Als wij aan de overzijde van de haven zijn aangekomen, fietsen wij naar de Sint-Petrus-en-Pauluskerk, die wij met een bezoek vereren. Deze neogotische kerk stamt uit 1905, is 70 meter lang en 36 meter breed. De kerktorens zijn 72 meter hoog. Het is een fraaie kerk, maar binnen is hij donker en wat aan de saaie kant.
Achter de Sint-Petrus-en-Pauluskerk bevindt zich de Sint-Pieterstoren, in de volksmond ook wel "Peperbusse" genoemd. Het is een overblijfsel van de vroegere Sint-Pieterskerk die in 1896 afbrandde.
Als wij richting de kust fietsen, komen wij in het centrum van Oostende, het winkelgebied dat autovrij is. Aan het Wapenplein zijn een stel restaurants, bij Falstaff gebruiken wij onze lunch, een tosti met rauwkost en een ice tea. Rina neemt een croque-monsieur en ik een croque-madame (daarbij ligt op de tosti een gebakken ei).
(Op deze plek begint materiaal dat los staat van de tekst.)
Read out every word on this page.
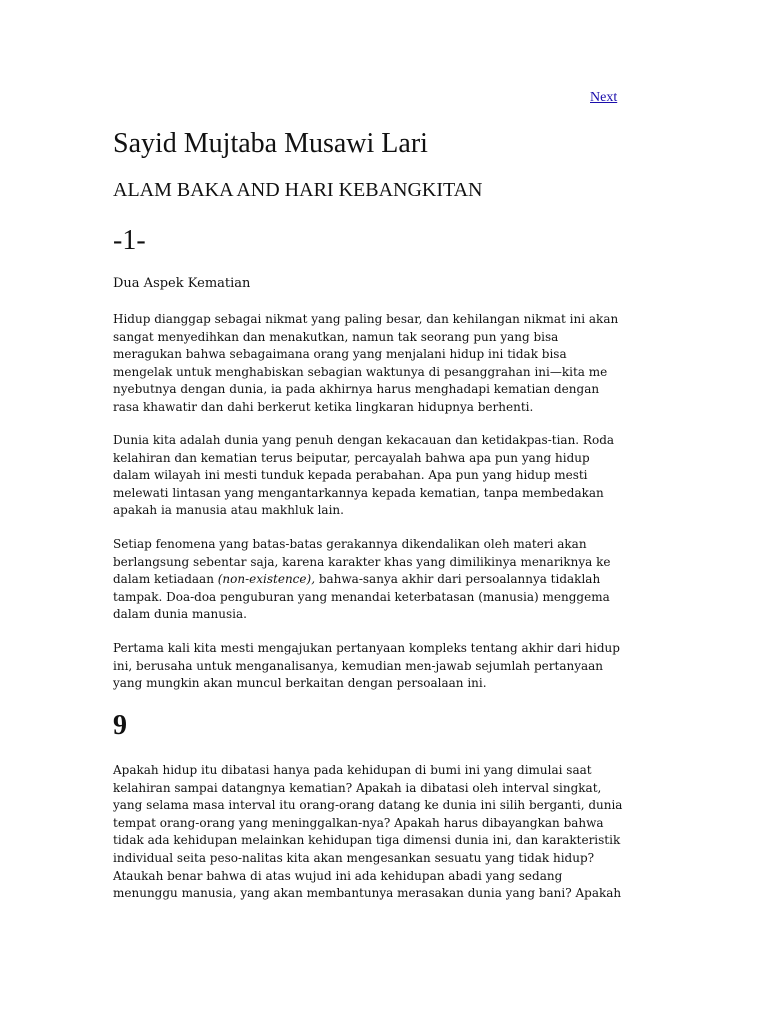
Next
Sayid Mujtaba Musawi Lari
ALAM BAKA AND HARI KEBANGKITAN
-1-
Dua Aspek Kematian

Hidup dianggap sebagai nikmat yang paling besar, dan kehilangan nikmat ini akan
sangat menyedihkan dan menakutkan, namun tak seorang pun yang bisa
meragukan bahwa sebagaimana orang yang menjalani hidup ini tidak bisa
mengelak untuk menghabiskan sebagian waktunya di pesanggrahan ini—kita me
nyebutnya dengan dunia, ia pada akhirnya harus menghadapi kematian dengan
rasa khawatir dan dahi berkerut ketika lingkaran hidupnya berhenti.

Dunia kita adalah dunia yang penuh dengan kekacauan dan ketidakpas-tian. Roda
kelahiran dan kematian terus beiputar, percayalah bahwa apa pun yang hidup
dalam wilayah ini mesti tunduk kepada perabahan. Apa pun yang hidup mesti
melewati lintasan yang mengantarkannya kepada kematian, tanpa membedakan
apakah ia manusia atau makhluk lain.

Setiap fenomena yang batas-batas gerakannya dikendalikan oleh materi akan
berlangsung sebentar saja, karena karakter khas yang dimilikinya menariknya ke
dalam ketiadaan (non-existence), bahwa-sanya akhir dari persoalannya tidaklah
tampak. Doa-doa penguburan yang menandai keterbatasan (manusia) menggema
dalam dunia manusia.

Pertama kali kita mesti mengajukan pertanyaan kompleks tentang akhir dari hidup
ini, berusaha untuk menganalisanya, kemudian men-jawab sejumlah pertanyaan
yang mungkin akan muncul berkaitan dengan persoalaan ini.

9

Apakah hidup itu dibatasi hanya pada kehidupan di bumi ini yang dimulai saat
kelahiran sampai datangnya kematian? Apakah ia dibatasi oleh interval singkat,
yang selama masa interval itu orang-orang datang ke dunia ini silih berganti, dunia
tempat orang-orang yang meninggalkan-nya? Apakah harus dibayangkan bahwa
tidak ada kehidupan melainkan kehidupan tiga dimensi dunia ini, dan karakteristik
individual seita peso-nalitas kita akan mengesankan sesuatu yang tidak hidup?
Ataukah benar bahwa di atas wujud ini ada kehidupan abadi yang sedang
menunggu manusia, yang akan membantunya merasakan dunia yang bani? Apakah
Daarna lopen wij een eindje door het winkelgebied en halen bij een toeristeninformatiepunt een stadsplattegrond.
Terug bij de fiets rijden wij naar de boulevard, die breed is en waarlangs ook hier een lint aan hoogbouw met appartementen staat. Op het brede strand staan maar een paar strandpaviljoens, hetgeen zo heel anders is, dan in bijvoorbeeld Blankenberge, waar het strand nagenoeg is volgebouwd.
Bij de haven zien wij de havenstrekdammen, die wij eerder al vanaf de oostoever hadden gezien een aantal dagen geleden. Daar staat ook het kunstwerk, dat uit een aantal grote, feloranje, ingedeukte, stalen kubussen bestaat. Dit sculpturencluster met de naam "Rock Strangers" is door kunstenaar Arne Quinze speciaal voor de stad Oostende ontwikkeld. Zijn visie: deze vreemde objecten duiken op op een locatie waar je ze het minste zou verwachten. Het lijkt alsof ze aangespoeld zijn. Door hun feloranje kleur staan ze in scherp contrast met hun natuurlijke omgeving en hebben ze een bevreemdend effect.
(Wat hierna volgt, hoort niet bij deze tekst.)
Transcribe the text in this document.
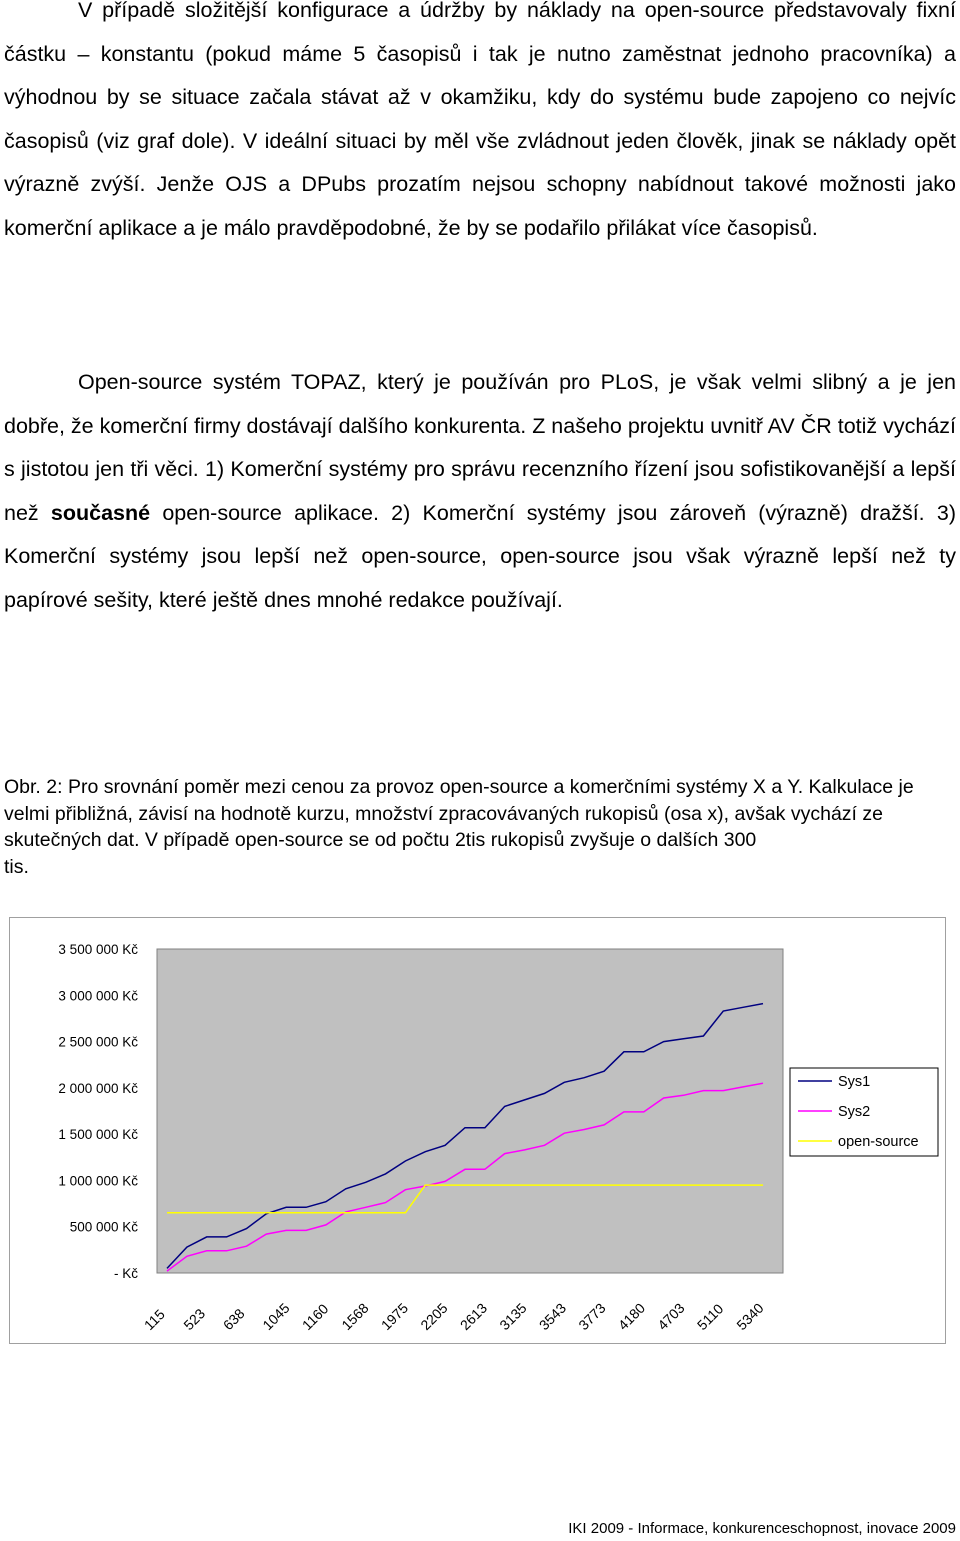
V případě složitější konfigurace a údržby by náklady na open-source představovaly fixní částku – konstantu (pokud máme 5 časopisů i tak je nutno zaměstnat jednoho pracovníka) a výhodnou by se situace začala stávat až v okamžiku, kdy do systému bude zapojeno co nejvíc časopisů (viz graf dole). V ideální situaci by měl vše zvládnout jeden člověk, jinak se náklady opět výrazně zvýší. Jenže OJS a DPubs prozatím nejsou schopny nabídnout takové možnosti jako komerční aplikace a je málo pravděpodobné, že by se podařilo přilákat více časopisů.

Open-source systém TOPAZ, který je používán pro PLoS, je však velmi slibný a je jen dobře, že komerční firmy dostávají dalšího konkurenta. Z našeho projektu uvnitř AV ČR totiž vychází s jistotou jen tři věci. 1) Komerční systémy pro správu recenzního řízení jsou sofistikovanější a lepší než současné open-source aplikace. 2) Komerční systémy jsou zároveň (výrazně) dražší. 3) Komerční systémy jsou lepší než open-source, open-source jsou však výrazně lepší než ty papírové sešity, které ještě dnes mnohé redakce používají.

Obr. 2: Pro srovnání poměr mezi cenou za provoz open-source a komerčními systémy X a Y. Kalkulace je velmi přibližná, závisí na hodnotě kurzu, množství zpracovávaných rukopisů (osa x), avšak vychází ze skutečných dat. V případě open-source se od počtu 2tis rukopisů zvyšuje o dalších 300
tis.
- Kč
500 000 Kč
1 000 000 Kč
1 500 000 Kč
2 000 000 Kč
2 500 000 Kč
3 000 000 Kč
3 500 000 Kč
115 523 638 1045 1160 1568 1975 2205 2613 3135 3543 3773 4180 4703 5110 5340
Sys1
Sys2
open-source
IKI 2009 - Informace, konkurenceschopnost, inovace 2009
Wij volgen de boulevard, de Albert I-promenade, al fietsend een eind naar het zuidwesten. Er lopen en fietsen meer mensen, maar het is niet echt druk.
Bij de Venetiaanse Gaanderijen verandert de naam van de boulevard in Koning Boudewijnpromenade. Koning Leopold II had in Oostende een chalet en hij liet deze overdekte galerij bouwen tussen 1900 en 1903. Deze had lange tijd geen functie, maar wordt nu gebruikt door het stadsbestuur als tentoonstellingsruimte. Zo is er nu de Internationale Fotobiënnale Oostende aan de gang.
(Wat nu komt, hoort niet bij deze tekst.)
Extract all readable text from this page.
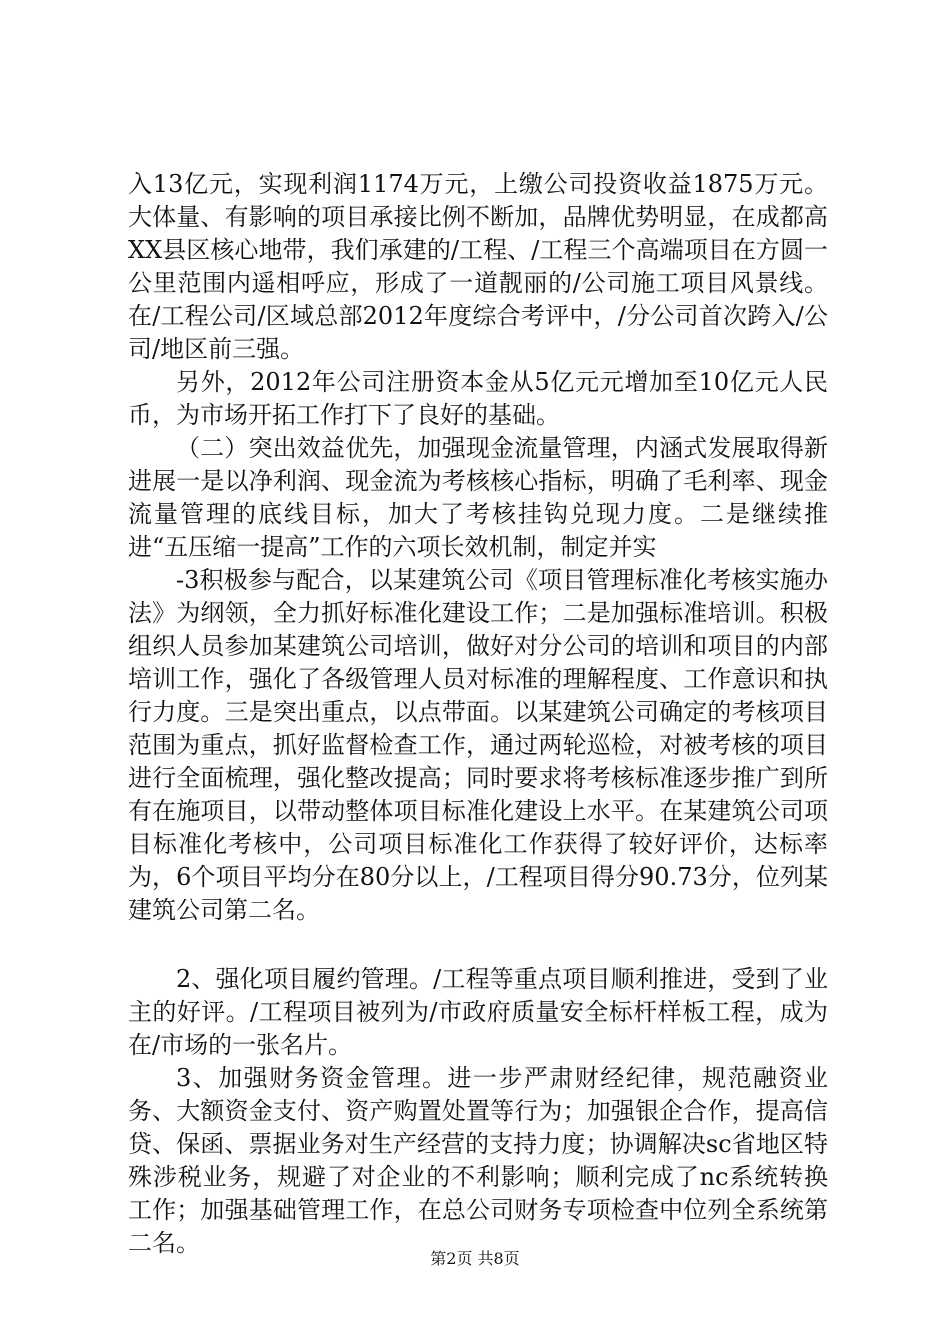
入13亿元，实现利润1174万元，上缴公司投资收益1875万元。大体量、有影响的项目承接比例不断加，品牌优势明显，在成都高XX县区核心地带，我们承建的/工程、/工程三个高端项目在方圆一公里范围内遥相呼应，形成了一道靓丽的/公司施工项目风景线。在/工程公司/区域总部2012年度综合考评中，/分公司首次跨入/公司/地区前三强。

另外，2012年公司注册资本金从5亿元元增加至10亿元人民币，为市场开拓工作打下了良好的基础。

（二）突出效益优先，加强现金流量管理，内涵式发展取得新进展一是以净利润、现金流为考核核心指标，明确了毛利率、现金流量管理的底线目标，加大了考核挂钩兑现力度。二是继续推进“五压缩一提高”工作的六项长效机制，制定并实

-3积极参与配合，以某建筑公司《项目管理标准化考核实施办法》为纲领，全力抓好标准化建设工作；二是加强标准培训。积极组织人员参加某建筑公司培训，做好对分公司的培训和项目的内部培训工作，强化了各级管理人员对标准的理解程度、工作意识和执行力度。三是突出重点，以点带面。以某建筑公司确定的考核项目范围为重点，抓好监督检查工作，通过两轮巡检，对被考核的项目进行全面梳理，强化整改提高；同时要求将考核标准逐步推广到所有在施项目，以带动整体项目标准化建设上水平。在某建筑公司项目标准化考核中，公司项目标准化工作获得了较好评价，达标率为，6个项目平均分在80分以上，/工程项目得分90.73分，位列某建筑公司第二名。

2、强化项目履约管理。/工程等重点项目顺利推进，受到了业主的好评。/工程项目被列为/市政府质量安全标杆样板工程，成为在/市场的一张名片。

3、加强财务资金管理。进一步严肃财经纪律，规范融资业务、大额资金支付、资产购置处置等行为；加强银企合作，提高信贷、保函、票据业务对生产经营的支持力度；协调解决sc省地区特殊涉税业务，规避了对企业的不利影响；顺利完成了nc系统转换工作；加强基础管理工作，在总公司财务专项检查中位列全系统第二名。

第2页 共8页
De Venetiaanse Gaanderijen vormen samen met de Koninklijke Gaanderijen een geheel van galerijen langs de Oostendse boulevard. Tussen beide staat een ruiterstandbeeld van Leopold II.
Vervolgens rijden wij langs de Koninklijke Gaanderijen. Deze werden gebouwd tussen 1902 en 1906 in opdracht van de stad Oostende en van koning Leopold II.
Ze bestaan uit twee zuilengangen, gedeeltelijk gescheiden door een glazen wand. De gekoppelde Dorische zuilen moesten, volgens de architect Girault, een Romeinse architectuur oproepen uit de tijd van keizer Hadrianus. Deze wandelgalerij moest, in de optiek van Leopold II, passen in een project voor een prestigieus koninklijk paleis. Het diende in de eerste plaats als passage naar de renbaan voor de koning en zijn hoge gasten, zonder dat ze gehinderd werden door weer en wind. Ze konden hiervoor kiezen uit een van beide zuilengangen. De zuilengangen zijn ongeveer 380 meter lang en eindigen aan beide kanten in een gesloten paviljoen met salon.
Vandaag de dag raakt de boel wat in verval en wordt het plafond van de Koninklijke Gaanderijen al een tijdje gestut. Men gaat de boel renoveren.
Boven op het midden van de Koninklijke Gaanderijen en aan de achterzijde bevindt zich het Thermae Palace Hotel, gebouwd in 1932-1933.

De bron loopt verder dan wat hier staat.